More hot air

Dear Editor,

The President was acting in one of his more playful roles recently. It was reported that he seeks to make the country “totally inhospitable for drug traffickers. (KN, June 27). Acting aside, he is most unconvincing. I do not believe the President; I do not believe he has the will or skill to live out to that loud far-reaching statement. Quite candidly, this is simply more hot air from a president, government, and party that has an inexhaustible supply of such air.

It should be noted that the President was careful, and clever enough, to limit himself almost exclusively to drug traffickers. He apparently did not have much volume (or verbiage) to share on the issue of money launderers, the other half of the diabolical Siamese twin of narcotics and dirty money. One has to wonder if the big money washers are exempt from this “totally inhospitable” business contemplated.

Now I do believe that there are several reasons for this cunning silence. Among them, the economy would unravel, including way less gold declarations from pretended operations and results, among other sobering realities. And the real hard truth of what this country is about will unfold in unambiguous, undeniable terms.

For the reasons shared above, I do not see the President running any risk remotely related to any opening of the local Pandora’s Box involved in his pronouncement; he dares not tamper and risk political oblivion. While the President and his people have been very successful in making the capital city inhospitable and unlivable for residents, I envisage that doing the equivalent for the ‘narcotocracy’ will be infinitely more insuperable, even if the President was genuine. That is, unless the President and his people are thinking of marooning the traffickers in rising floodwaters, and then inundating them with an avalanche of garbage, just like happens in Georgetown. That just might work to make things “totally inhospitable.”

More seriously, the Commander-in-Chief has not been this way before on the grave national issues of the times. He is not being so now on the national narcotics industry. Further, the President does not need anyone – especially me – to familiarize him with the close connectivity of drugs and money laundering and the gargantuan national corruption octopus. Despite the occasional soothing, sometimes disingenuous, public words and postures, the President himself has not disrupted the corruption machinery.
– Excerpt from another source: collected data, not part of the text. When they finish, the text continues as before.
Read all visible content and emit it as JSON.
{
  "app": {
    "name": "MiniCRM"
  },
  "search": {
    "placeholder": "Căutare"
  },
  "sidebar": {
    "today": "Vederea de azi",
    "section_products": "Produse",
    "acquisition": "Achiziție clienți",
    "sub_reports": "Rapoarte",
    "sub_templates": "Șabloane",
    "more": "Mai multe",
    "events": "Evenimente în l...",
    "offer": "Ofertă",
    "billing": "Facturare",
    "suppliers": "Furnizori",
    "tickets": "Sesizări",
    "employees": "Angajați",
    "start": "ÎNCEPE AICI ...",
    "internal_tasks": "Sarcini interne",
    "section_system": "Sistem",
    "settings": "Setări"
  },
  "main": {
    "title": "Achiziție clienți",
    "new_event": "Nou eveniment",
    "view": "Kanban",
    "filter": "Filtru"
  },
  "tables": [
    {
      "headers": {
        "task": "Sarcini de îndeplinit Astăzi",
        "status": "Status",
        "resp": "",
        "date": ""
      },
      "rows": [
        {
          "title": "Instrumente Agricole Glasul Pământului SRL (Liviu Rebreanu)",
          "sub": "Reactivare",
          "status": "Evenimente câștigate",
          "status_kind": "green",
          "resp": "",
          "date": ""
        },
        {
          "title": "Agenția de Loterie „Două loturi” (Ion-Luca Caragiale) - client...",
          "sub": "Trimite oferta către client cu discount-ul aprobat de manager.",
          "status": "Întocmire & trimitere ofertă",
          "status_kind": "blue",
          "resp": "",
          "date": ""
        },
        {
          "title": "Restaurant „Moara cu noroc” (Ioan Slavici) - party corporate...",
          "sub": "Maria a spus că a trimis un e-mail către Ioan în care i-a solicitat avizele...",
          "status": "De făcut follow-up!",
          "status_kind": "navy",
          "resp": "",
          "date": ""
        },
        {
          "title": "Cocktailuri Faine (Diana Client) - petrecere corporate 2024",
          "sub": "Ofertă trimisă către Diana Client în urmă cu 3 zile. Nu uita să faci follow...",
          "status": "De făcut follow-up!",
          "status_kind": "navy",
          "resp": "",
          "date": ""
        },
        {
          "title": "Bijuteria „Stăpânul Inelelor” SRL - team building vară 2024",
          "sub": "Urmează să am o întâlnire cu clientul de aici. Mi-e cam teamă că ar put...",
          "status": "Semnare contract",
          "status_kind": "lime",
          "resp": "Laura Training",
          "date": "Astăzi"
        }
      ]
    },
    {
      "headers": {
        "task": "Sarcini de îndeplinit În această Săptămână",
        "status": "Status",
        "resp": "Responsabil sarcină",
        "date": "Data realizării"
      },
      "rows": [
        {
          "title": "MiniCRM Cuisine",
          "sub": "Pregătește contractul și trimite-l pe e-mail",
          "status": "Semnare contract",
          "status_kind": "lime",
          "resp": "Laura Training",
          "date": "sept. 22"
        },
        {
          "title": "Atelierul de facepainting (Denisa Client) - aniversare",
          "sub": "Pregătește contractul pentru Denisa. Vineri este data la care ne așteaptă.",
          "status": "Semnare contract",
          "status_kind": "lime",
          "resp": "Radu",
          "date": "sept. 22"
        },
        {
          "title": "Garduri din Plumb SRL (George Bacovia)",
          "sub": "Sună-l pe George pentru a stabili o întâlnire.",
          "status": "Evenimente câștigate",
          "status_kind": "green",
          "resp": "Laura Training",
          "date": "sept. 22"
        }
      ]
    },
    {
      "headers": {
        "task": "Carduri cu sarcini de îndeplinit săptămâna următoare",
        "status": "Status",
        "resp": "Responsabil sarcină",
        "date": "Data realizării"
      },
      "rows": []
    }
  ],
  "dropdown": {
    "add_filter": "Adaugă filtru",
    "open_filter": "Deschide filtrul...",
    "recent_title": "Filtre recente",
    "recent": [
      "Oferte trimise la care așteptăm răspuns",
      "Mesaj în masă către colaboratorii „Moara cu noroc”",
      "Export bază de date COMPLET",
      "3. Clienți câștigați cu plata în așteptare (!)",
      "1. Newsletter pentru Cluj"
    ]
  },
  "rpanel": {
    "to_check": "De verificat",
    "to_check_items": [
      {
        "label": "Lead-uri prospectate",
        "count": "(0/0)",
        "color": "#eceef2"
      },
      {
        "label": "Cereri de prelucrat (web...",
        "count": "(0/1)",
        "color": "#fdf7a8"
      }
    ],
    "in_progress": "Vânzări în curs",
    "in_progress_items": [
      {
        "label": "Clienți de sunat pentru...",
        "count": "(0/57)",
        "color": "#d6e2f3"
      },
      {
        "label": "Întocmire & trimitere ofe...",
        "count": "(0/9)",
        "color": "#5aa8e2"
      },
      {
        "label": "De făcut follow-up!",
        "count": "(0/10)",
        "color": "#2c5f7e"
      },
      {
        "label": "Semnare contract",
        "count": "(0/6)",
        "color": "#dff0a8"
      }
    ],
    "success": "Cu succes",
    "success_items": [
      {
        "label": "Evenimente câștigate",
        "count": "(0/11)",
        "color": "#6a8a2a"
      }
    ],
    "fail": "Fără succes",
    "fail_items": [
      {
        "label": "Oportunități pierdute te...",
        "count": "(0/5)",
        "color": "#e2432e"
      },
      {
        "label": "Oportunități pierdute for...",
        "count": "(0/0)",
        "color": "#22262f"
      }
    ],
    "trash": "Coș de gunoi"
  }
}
Thus, if he does not move against corruption, then it is almost guaranteed that words and stances against the other two related areas are empty, useless, and lack credibility. The President may not know, but trust is earned arithmetically, while distrust grows geometrically.

In the interim, the remaining thoughtful in the nation watch with interest the fanfare surrounding the DEA’s imminent arrival (some are already here under different cover); and the tortured journey of the anti-money laundering legislation. Incidentally, no one gives a damn and most have already dismissed outright the latest Drug Master Plan (what is it now? VII or XII?) in the works, given the credibility of its source and the history of the predecessors.

Let me be clear –drugs and dirty money and the disciples are here to stay. And nobody gun run dem.